Essa resposta bioquímica ajuda a compreender por que o riso não é apenas uma sensação subjetiva, mas também um recurso real de equilíbrio emocional. “Mesmo depois que uma situação estressante passa, o cortisol pode permanecer circulando no corpo por até duas horas. O riso consegue reduzir mais da metade desse efeito, funcionando como uma espécie de regulador natural do organismo”, afirma a especialista.
Do ponto de vista neurológico, o riso envolve diferentes áreas do cérebro. A professora explica que o processo começa no lobo frontal, responsável por interpretar se uma informação é engraçada ou não. Em seguida, o sistema límbico (ligado às emoções) é ativado, desencadeando a resposta física do sorriso e a liberação dos neurotransmissores associados ao bem-estar.
“Quando percebemos que estamos rindo, todo esse processo já aconteceu automaticamente no cérebro. É algo que não controlamos racionalmente, mas que traz benefícios imediatos para a saúde mental e física”, destaca Amanda Lang.
Até mesmo lembrar de situações engraçadas pode reativar esse circuito. “Recordar uma memória positiva já é suficiente para estimular novamente a liberação desses hormônios e ajudar a interromper o ciclo do estresse”, completa a professora de Psicologia.

Além dos benefícios individuais, o riso também desempenha um papel fundamental nas relações sociais. Rir em grupo fortalece vínculos, gera empatia e aumenta a sensação de pertencimento. “O riso é uma linguagem universal. Ele quebra barreiras culturais e sociais, aproxima as pessoas e cria ambientes mais acolhedores”, explica a professora Amanda Lang.
Segundo ela, compartilhar momentos de humor facilita a resolução de conflitos e aumenta a confiança entre as pessoas. “Quando rimos juntos, nos sentimos parte daquele grupo.
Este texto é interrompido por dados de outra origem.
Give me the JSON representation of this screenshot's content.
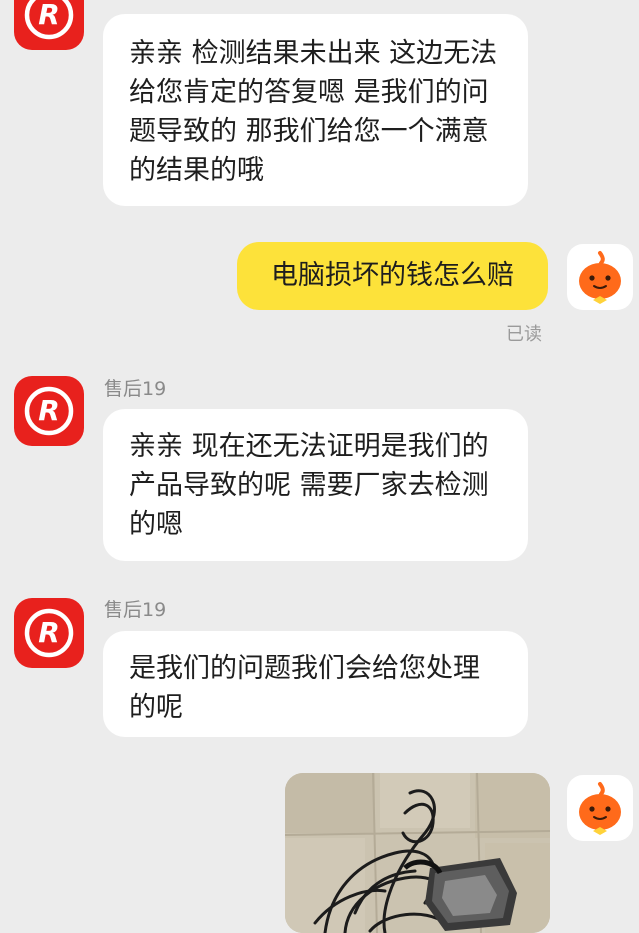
{
  "messages": [
    {
      "sender": "",
      "text": "亲亲 检测结果未出来 这边无法给您肯定的答复嗯 是我们的问题导致的 那我们给您一个满意的结果的哦"
    },
    {
      "text": "电脑损坏的钱怎么赔",
      "status": "已读"
    },
    {
      "sender": "售后19",
      "text": "亲亲 现在还无法证明是我们的产品导致的呢 需要厂家去检测的嗯"
    },
    {
      "sender": "售后19",
      "text": "是我们的问题我们会给您处理的呢"
    }
  ],
  "icons": {
    "merchant_avatar": "brand-r-logo-icon",
    "user_avatar": "orange-mascot-icon",
    "photo": "burnt-charger-photo"
  },
  "colors": {
    "background": "#ececec",
    "own_bubble": "#fde23a",
    "other_bubble": "#ffffff",
    "brand_red": "#e8211d",
    "mascot_orange": "#ff6a1a"
  }
}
Isso fortalece relações no ambiente familiar, social e até no trabalho”, afirma.
Do ponto de vista fisiológico, tanto o riso espontâneo quanto o riso induzido ativam mecanismos semelhantes no cérebro. No entanto, há diferenças na intensidade dos efeitos. “O riso espontâneo é mais fluido e gera uma resposta mais intensa, inclusive no aspecto social e de pertencimento. Já o riso forçado também libera substâncias positivas, mas em menor quantidade”, explica Amanda Lang.
Em momentos de grande tensão emocional, algumas pessoas podem apresentar crises de riso aparentemente inadequadas ao contexto. Segundo a psicóloga, isso não deve ser visto como falta de respeito ou insensibilidade. “Em situações muito intensas, o riso pode surgir como um mecanismo de defesa do corpo, uma válvula de escape para aliviar a pressão emocional”, afirma.
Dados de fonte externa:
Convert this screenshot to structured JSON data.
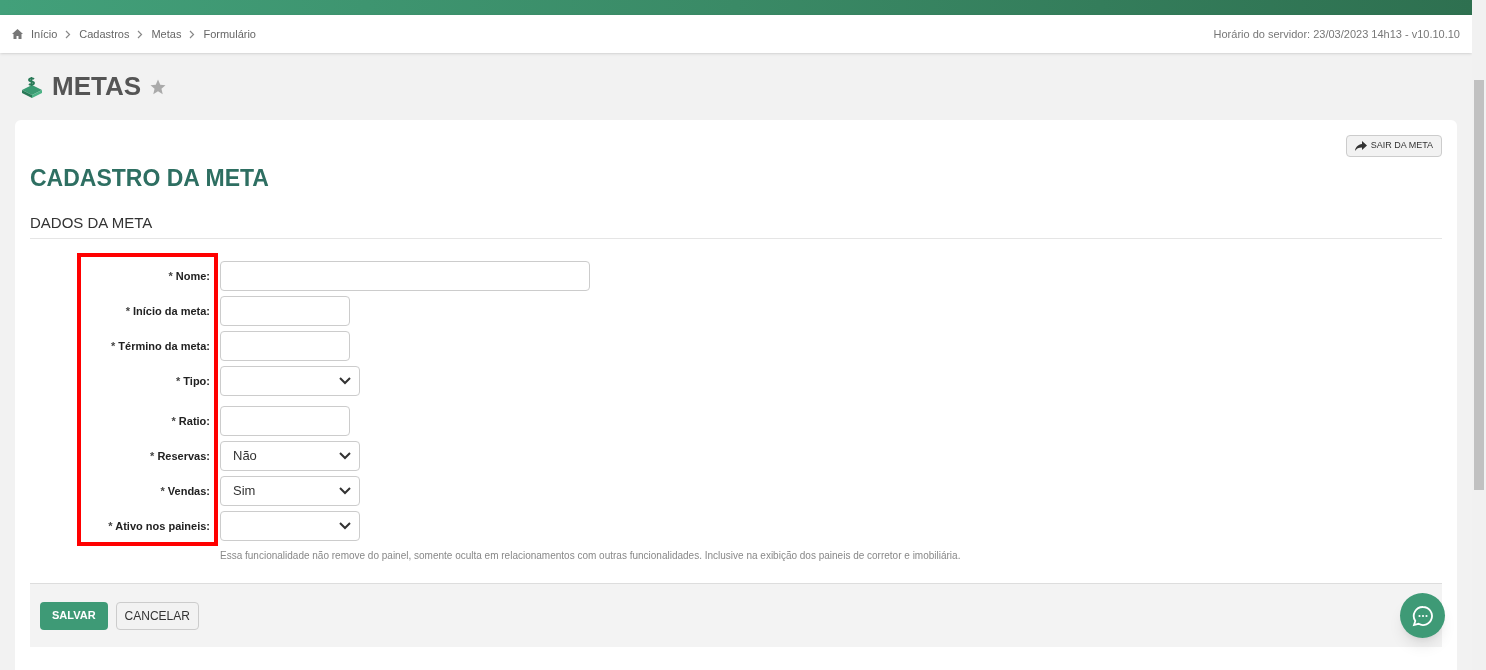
{
  "breadcrumb": [
    "Início",
    "Cadastros",
    "Metas",
    "Formulário"
  ],
  "server_time": "Horário do servidor: 23/03/2023 14h13 - v10.10.10",
  "page_title": "METAS",
  "exit_button": "SAIR DA META",
  "form_title": "CADASTRO DA META",
  "section_title": "DADOS DA META",
  "fields": [
    {
      "kind": "wide",
      "asterisk": "*",
      "label": "Nome:"
    },
    {
      "kind": "text",
      "asterisk": "*",
      "label": "Início da meta:"
    },
    {
      "kind": "text",
      "asterisk": "*",
      "label": "Término da meta:"
    },
    {
      "kind": "select",
      "asterisk": "*",
      "label": "Tipo:"
    },
    {
      "kind": "text",
      "asterisk": "*",
      "label": "Ratio:"
    },
    {
      "kind": "select",
      "asterisk": "*",
      "label": "Reservas:",
      "value": "Não"
    },
    {
      "kind": "select",
      "asterisk": "*",
      "label": "Vendas:",
      "value": "Sim"
    },
    {
      "kind": "select",
      "asterisk": "*",
      "label": "Ativo nos paineis:"
    }
  ],
  "help_text": "Essa funcionalidade não remove do painel, somente oculta em relacionamentos com outras funcionalidades. Inclusive na exibição dos paineis de corretor e imobiliária.",
  "buttons": [
    {
      "label": "SALVAR",
      "kind": "primary"
    },
    {
      "label": "CANCELAR",
      "kind": "secondary"
    }
  ]
}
Ela reforça que não há motivo para culpa nesses casos. “Rir não significa desvalorizar a gravidade da situação, mas sim uma forma inconsciente de o corpo tentar lidar com emoções muito difíceis”.
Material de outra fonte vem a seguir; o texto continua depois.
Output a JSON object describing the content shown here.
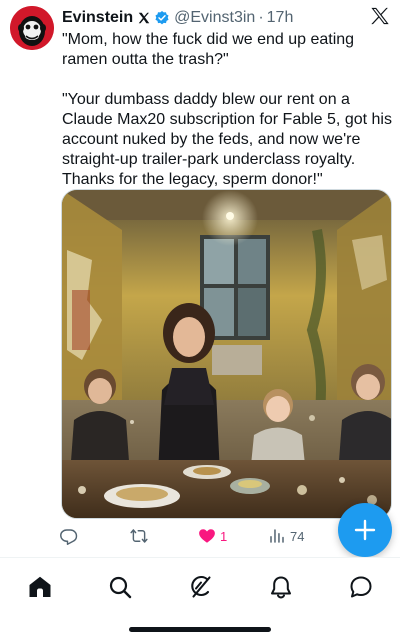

Por outro lado, reprimir constantemente o riso também pode trazer prejuízos. “Quando a pessoa se impede de rir por vergonha ou medo de julgamento, ela deixa de liberar esses hormônios benéficos e mantém níveis elevados de estresse. Guardar emoções, inclusive o riso, é muito mais prejudicial do que permitir essa expressão”, alerta.

Com o crescimento do consumo de conteúdos humorísticos nas redes sociais, a professora faz um alerta: o riso mediado por telas não substitui as interações presenciais. “O humor digital pode trazer um alívio momentâneo, mas é superficial e de curto prazo. Rir com outras pessoas, presencialmente, gera conexões mais profundas e benefícios duradouros”, explica.
Na infância, por exemplo, o riso também tem papel essencial no desenvolvimento psicológico. Ele estimula a criatividade, a aprendizagem, a empatia e ajuda a lidar melhor com frustrações, medos e ansiedades. “O sorriso constrói uma base emocional importante para que a criança desenvolva recursos internos para enfrentar desafios ao longo da vida”, afirma Amanda Lang.
Para quem sente dificuldade em se permitir rir mais, a professora sugere pequenas mudanças na rotina: buscar o convívio com amigos, assistir a filmes de comédia, compartilhar histórias engraçadas e valorizar encontros presenciais. “Não existe um jeito certo de rir. Rir alto, rir baixo, sozinho ou acompanhado: o importante é permitir esse espaço de leveza no dia a dia”, conclui.